10-09-2012 11:55 PM - edited 03-10-2019 07:39 PM
Hi,
does anybody know if Radius device administration authentication and authorization is possible with the actual ISE release? I know that TACACS will be available in future release.
Regards
Joerg
Solved! Go to Solution.
10-11-2012 12:12 AM
Yes it's possible according to "Ask the experts" forum :
--------------------------
https://supportforums.cisco.com/thread/2172532
"If you use RADIUS for device administration, ISE can be utilized using authorization policy elements that return Cisco av-pairs. But personally, I think ACS is currently superior to ISE for this task."

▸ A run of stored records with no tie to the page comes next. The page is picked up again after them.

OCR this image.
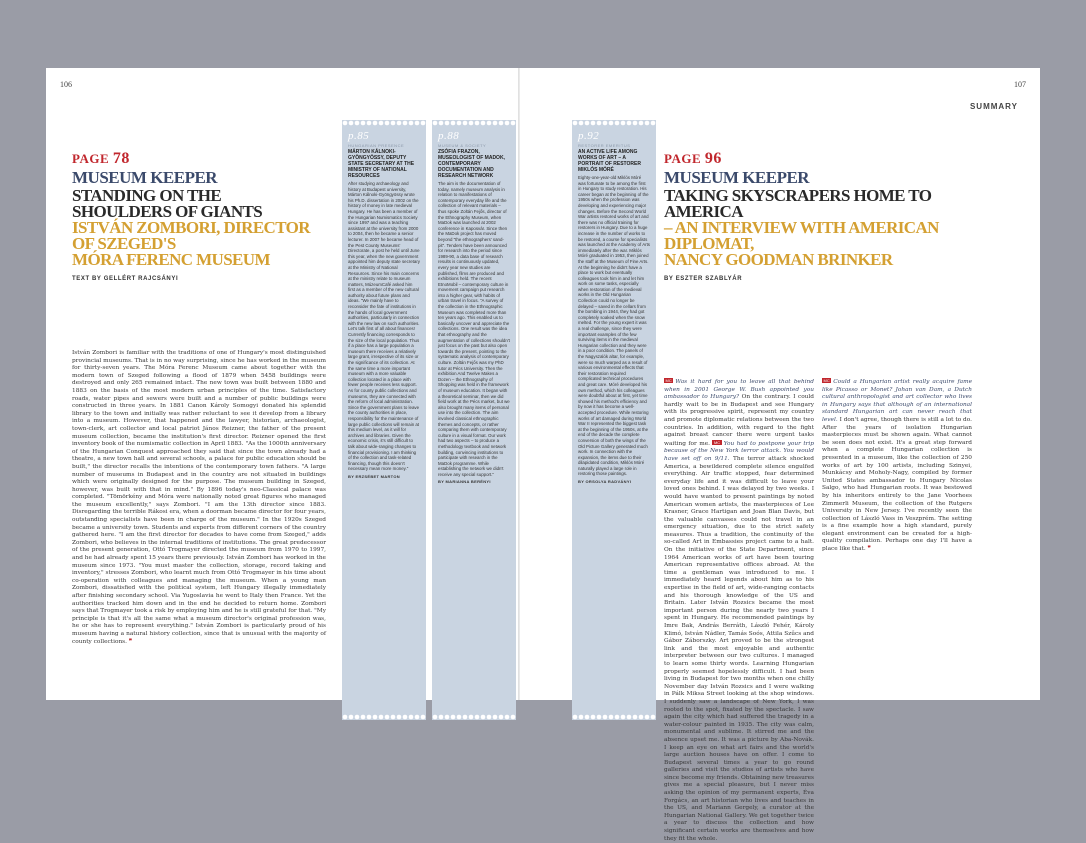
106
PAGE 78
MUSEUM KEEPER
STANDING ON THE SHOULDERS OF GIANTS
ISTVÁN ZOMBORI, DIRECTOR OF SZEGED'S
MÓRA FERENC MUSEUM
TEXT BY GELLÉRT RAJCSÁNYI
István Zombori is familiar with the traditions of one of Hungary's most distinguished provincial museums. That is in no way surprising, since he has worked in the museum for thirty-seven years. The Móra Ferenc Museum came about together with the modern town of Szeged following a flood of 1879 when 5458 buildings were destroyed and only 265 remained intact. The new town was built between 1880 and 1883 on the basis of the most modern urban principles of the time. Satisfactory roads, water pipes and sewers were built and a number of public buildings were constructed in three years. In 1881 Canon Károly Somogyi donated his splendid library to the town and initially was rather reluctant to see it develop from a library into a museum. However, that happened and the lawyer, historian, archaeologist, town-clerk, art collector and local patriot János Reizner, the father of the present museum collection, became the institution's first director. Reizner opened the first inventory book of the numismatic collection in April 1883. "As the 1000th anniversary of the Hungarian Conquest approached they said that since the town already had a theatre, a new town hall and several schools, a palace for public education should be built," the director recalls the intentions of the contemporary town fathers. "A large number of museums in Budapest and in the country are not situated in buildings which were originally designed for the purpose. The museum building in Szeged, however, was built with that in mind." By 1896 today's neo-Classical palace was completed. "Tömörkény and Móra were nationally noted great figures who managed the museum excellently," says Zombori. "I am the 13th director since 1883. Disregarding the terrible Rákosi era, when a doorman became director for four years, outstanding specialists have been in charge of the museum." In the 1920s Szeged became a university town. Students and experts from different corners of the country gathered here. "I am the first director for decades to have come from Szeged," adds Zombori, who believes in the internal traditions of institutions. The great predecessor of the present generation, Ottó Trogmayer directed the museum from 1970 to 1997, and he had already spent 15 years there previously. István Zombori has worked in the museum since 1973. "You must master the collection, storage, record taking and inventory," stresses Zombori, who learnt much from Ottó Trogmayer in his time about co-operation with colleagues and managing the museum. When a young man Zombori, dissatisfied with the political system, left Hungary illegally immediately after finishing secondary school. Via Yugoslavia he went to Italy then France. Yet the authorities tracked him down and in the end he decided to return home. Zombori says that Trogmayer took a risk by employing him and he is still grateful for that. "My principle is that it's all the same what a museum director's original profession was, he or she has to represent everything." István Zombori is particularly proud of his museum having a natural history collection, since that is unusual with the majority of county collections. ❞
p.85
HUNGARIAN PRESENCE
MÁRTON KÁLNOKI-GYÖNGYÖSSY, DEPUTY STATE SECRETARY AT THE MINISTRY OF NATIONAL RESOURCES
After studying archaeology and history at Budapest university, Márton Kálnoki-Gyöngyössy wrote his Ph.D. dissertation in 2002 on the history of money in late medieval Hungary. He has been a member of the Hungarian Numismatics Society since 1997 and was a teaching assistant at the university from 2000 to 2004, then he became a senior lecturer. In 2007 he became head of the Pest County Museums' Directorate, a post he held until June this year, when the new government appointed him deputy state secretary at the Ministry of National Resources. Since his main concerns at the ministry relate to museum matters, MúzeumCafé asked him first as a member of the new cultural authority about future plans and ideas. "We mainly have to reconsider the fate of institutions in the hands of local government authorities, particularly in connection with the new law on such authorities. Let's talk first of all about finances! Currently financing corresponds to the size of the local population. Thus if a place has a large population a museum there receives a relatively large grant, irrespective of its size or the significance of its collection. At the same time a more important museum with a more valuable collection located in a place with fewer people receives less support. As for county public collections and museums, they are connected with the reform of local administration. Since the government plans to leave the county authorities in place, responsibility for the maintenance of large public collections will remain at this medium level, as it will for archives and libraries. Given the economic crisis, it's still difficult to talk about wide-ranging changes to financial provisioning. I am thinking of the collection and task-related financing, though this doesn't necessary mean more money."
BY ERZSÉBET MARTON
p.88
MUSEUM & SOCIETY
ZSÓFIA FRAZON, MUSEOLOGIST OF MADOK, CONTEMPORARY DOCUMENTATION AND RESEARCH NETWORK
The aim is the documentation of today, namely museum analysis in relation to manifestations of contemporary everyday life and the collection of relevant materials – thus spoke Zoltán Fejős, director of the Ethnography Museum, when MaDok was launched at 2002 conference in Kaposvár. Since then the MaDok project has moved beyond "the ethnographers' sand-pit". Tenders have been announced for research into the period since 1989-90, a data base of research results is continuously updated, every year new studies are published, films are produced and exhibitions held. The recent EtnoMobil – contemporary culture in movement campaign put research into a higher gear, with habits of urban travel in focus. "A survey of the collection in the Ethnographic Museum was completed more than ten years ago. This enabled us to basically uncover and appreciate the collections. One result was the idea that ethnography and the augmentation of collections shouldn't just focus on the past but also open towards the present, pointing to the systematic analysis of contemporary culture. Zoltán Fejős was my PhD tutor at Pécs University. Then the exhibition And Twelve Makes a Dozen – the Ethnography of Shopping was held in the framework of museum education. It began with a theoretical seminar, then we did field work at the Pécs market, but we also brought many items of personal use into the collection. The aim involved classical ethnographic themes and concepts, or rather comparing them with contemporary culture in a visual format. Our work had two aspects – to produce a methodology textbook and network building, convincing institutions to participate with research in the MaDok programme. While establishing the network we didn't receive any special support."
BY MARIANNA BERÉNYI
107
SUMMARY
p.92
RESTORER EMERITUS
AN ACTIVE LIFE AMONG WORKS OF ART – A PORTRAIT OF RESTORER MIKLÓS MÓRÉ
Eighty-one-year-old Miklós Móré was fortunate to be among the first in Hungary to study restoration. His career began at the beginning of the 1950s when the profession was developing and experiencing major changes. Before the Second World War artists restored works of art and there was no official training for restorers in Hungary. Due to a huge increase in the number of works to be restored, a course for specialists was launched at the Academy of Arts immediately after the war. Miklós Móré graduated in 1953, then joined the staff at the Museum of Fine Arts. At the beginning he didn't have a place to work but eventually colleagues took him in and let him work on some tasks, especially when restoration of the medieval works in the Old Hungarian Collection could no longer be delayed – saved in the cellars from the bombing in 1944, they had got completely soaked when the snow melted. For the young expert it was a real challenge, since they were important examples of the few surviving items in the medieval Hungarian collection and they were in a poor condition. The panels of the Nagyszalók altar, for example, were so much warped as a result of various environmental effects that their restoration required complicated technical procedures and great care. Móré developed his own method, which his colleagues were doubtful about at first, yet time showed his method's efficiency and by now it has become a well-accepted procedure. While restoring works of art damaged during World War II represented the biggest task at the beginning of the 1950s, at the end of the decade the complete conversion of both the wings of the Old Picture Gallery generated much work. In connection with the expansion, the items due to their dilapidated condition, Miklós Móré naturally played a large role in restoring those paintings.
BY ORSOLYA RADVÁNYI
PAGE 96
MUSEUM KEEPER
TAKING SKYSCRAPERS HOME TO AMERICA
– AN INTERVIEW WITH AMERICAN DIPLOMAT,
NANCY GOODMAN BRINKER
BY ESZTER SZABLYÁR
MC Was it hard for you to leave all that behind when in 2001 George W. Bush appointed you ambassador to Hungary? On the contrary. I could hardly wait to be in Budapest and see Hungary with its progressive spirit, represent my country and promote diplomatic relations between the two countries. In addition, with regard to the fight against breast cancer there were urgent tasks waiting for me. MC You had to postpone your trip because of the New York terror attack. You would have set off on 9/11. The terror attack shocked America, a bewildered complete silence engulfed everything. Air traffic stopped, fear determined everyday life and it was difficult to leave your loved ones behind. I was delayed by two weeks. I would have wanted to present paintings by noted American women artists, the masterpieces of Lee Krasner, Grace Hartigan and Joan Blan Davis, but the valuable canvasses could not travel in an emergency situation, due to the strict safety measures. Thus a tradition, the continuity of the so-called Art in Embassies project came to a halt. On the initiative of the State Department, since 1964 American works of art have been touring American representative offices abroad. At the time a gentleman was introduced to me. I immediately heard legends about him as to his expertise in the field of art, wide-ranging contacts and his thorough knowledge of the US and Britain. Later István Rozsics became the most important person during the nearly two years I spent in Hungary. He recommended paintings by Imre Bak, András Berráth, László Fehér, Károly Klimó, István Nádler, Tamás Soós, Attila Szűcs and Gábor Záborszky. Art proved to be the strongest link and the most enjoyable and authentic interpreter between our two cultures. I managed to learn some thirty words. Learning Hungarian properly seemed hopelessly difficult. I had been living in Budapest for two months when one chilly November day István Rozsics and I were walking in Pálk Miksa Street looking at the shop windows. I suddenly saw a landscape of New York, I was rooted to the spot, fixated by the spectacle. I saw again the city which had suffered the tragedy in a water-colour painted in 1935. The city was calm, monumental and sublime. It stirred me and the absence upset me. It was a picture by Aba-Novák. I keep an eye on what art fairs and the world's large auction houses have on offer. I come to Budapest several times a year to go round galleries and visit the studios of artists who have since become my friends. Obtaining new treasures gives me a special pleasure, but I never miss asking the opinion of my permanent experts, Éva Forgács, an art historian who lives and teaches in the US, and Mariann Gergely, a curator at the Hungarian National Gallery. We get together twice a year to discuss the collection and how significant certain works are themselves and how they fit the whole.
MC Could a Hungarian artist really acquire fame like Picasso or Monet? Johan van Dam, a Dutch cultural anthropologist and art collector who lives in Hungary says that although of an international standard Hungarian art can never reach that level. I don't agree, though there is still a lot to do. After the years of isolation Hungarian masterpieces must be shown again. What cannot be seen does not exist. It's a great step forward when a complete Hungarian collection is presented in a museum, like the collection of 250 works of art by 100 artists, including Szinyei, Munkácsy and Moholy-Nagy, compiled by former United States ambassador to Hungary Nicolas Salgo, who had Hungarian roots. It was bestowed by his inheritors entirely to the Jane Voorhees Zimmerli Museum, the collection of the Rutgers University in New Jersey. I've recently seen the collection of László Vass in Veszprém. The setting is a fine example how a high standard, purely elegant environment can be created for a high-quality compilation. Perhaps one day I'll have a place like that. ❞
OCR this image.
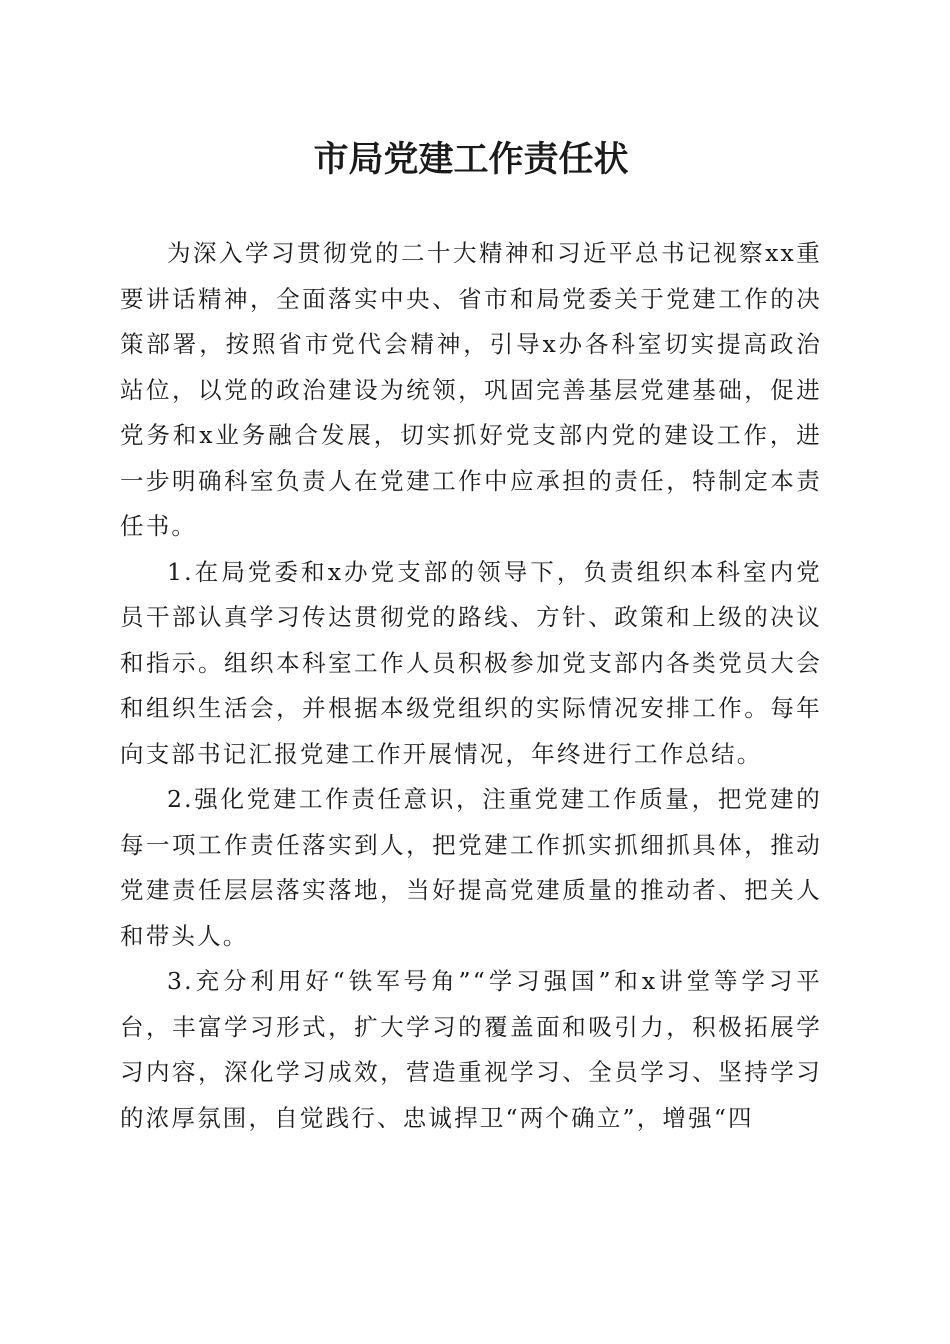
市局党建工作责任状

为深入学习贯彻党的二十大精神和习近平总书记视察xx重要讲话精神，全面落实中央、省市和局党委关于党建工作的决策部署，按照省市党代会精神，引导x办各科室切实提高政治站位，以党的政治建设为统领，巩固完善基层党建基础，促进党务和x业务融合发展，切实抓好党支部内党的建设工作，进一步明确科室负责人在党建工作中应承担的责任，特制定本责任书。

1.在局党委和x办党支部的领导下，负责组织本科室内党员干部认真学习传达贯彻党的路线、方针、政策和上级的决议和指示。组织本科室工作人员积极参加党支部内各类党员大会和组织生活会，并根据本级党组织的实际情况安排工作。每年向支部书记汇报党建工作开展情况，年终进行工作总结。

2.强化党建工作责任意识，注重党建工作质量，把党建的每一项工作责任落实到人，把党建工作抓实抓细抓具体，推动党建责任层层落实落地，当好提高党建质量的推动者、把关人和带头人。

3.充分利用好“铁军号角”“学习强国”和x讲堂等学习平台，丰富学习形式，扩大学习的覆盖面和吸引力，积极拓展学习内容，深化学习成效，营造重视学习、全员学习、坚持学习的浓厚氛围，自觉践行、忠诚捍卫“两个确立”，增强“四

--------------------------
Anyway, I'm about to test "device admin" and "network access" simultaneously in the same switch with Radius and ISE.
Please rate if it helps
10-12-2012 08:49 AM
Yes you can use radius even in the ACS days for device administration, however command authorization is not a feature that works efficiently with radius.
If you are using IOS devices your authorization policy should send back the "cisco-av-pair=priv-lvl=15". Please consult the product documentaiton for a radius authentication and the radius av pair should be present in most guides. I know you can do this with IOS, NX_OS, WLC devce to name a few.
Thanks,
Tarik Admani
*Please rate helpful posts*
10-11-2012 12:12 AM
Yes it's possible according to "Ask the experts" forum :
--------------------------
https://supportforums.cisco.com/thread/2172532
"If you use RADIUS for device administration, ISE can be utilized using authorization policy elements that return Cisco av-pairs. But personally, I think ACS is currently superior to ISE for this task."
--------------------------
Anyway, I'm about to test "device admin" and "network access" simultaneously in the same switch with Radius and ISE.
Please rate if it helps
10-12-2012 01:01 AM
Hi,
thanks for your feedback.
Please post the results of your tests when have done them.
Regards
Joerg
10-12-2012 08:49 AM
Yes you can use radius even in the ACS days for device administration, however command authorization is not a feature that works efficiently with radius.
If you are using IOS devices your authorization policy should send back the "cisco-av-pair=priv-lvl=15". Please consult the product documentaiton for a radius authentication and the radius av pair should be present in most guides. I know you can do this with IOS, NX_OS, WLC devce to name a few.
Thanks,
Tarik Admani
*Please rate helpful posts*
Discover and save your favorite ideas. Come back to expert answers, step-by-step guides, recent topics, and more.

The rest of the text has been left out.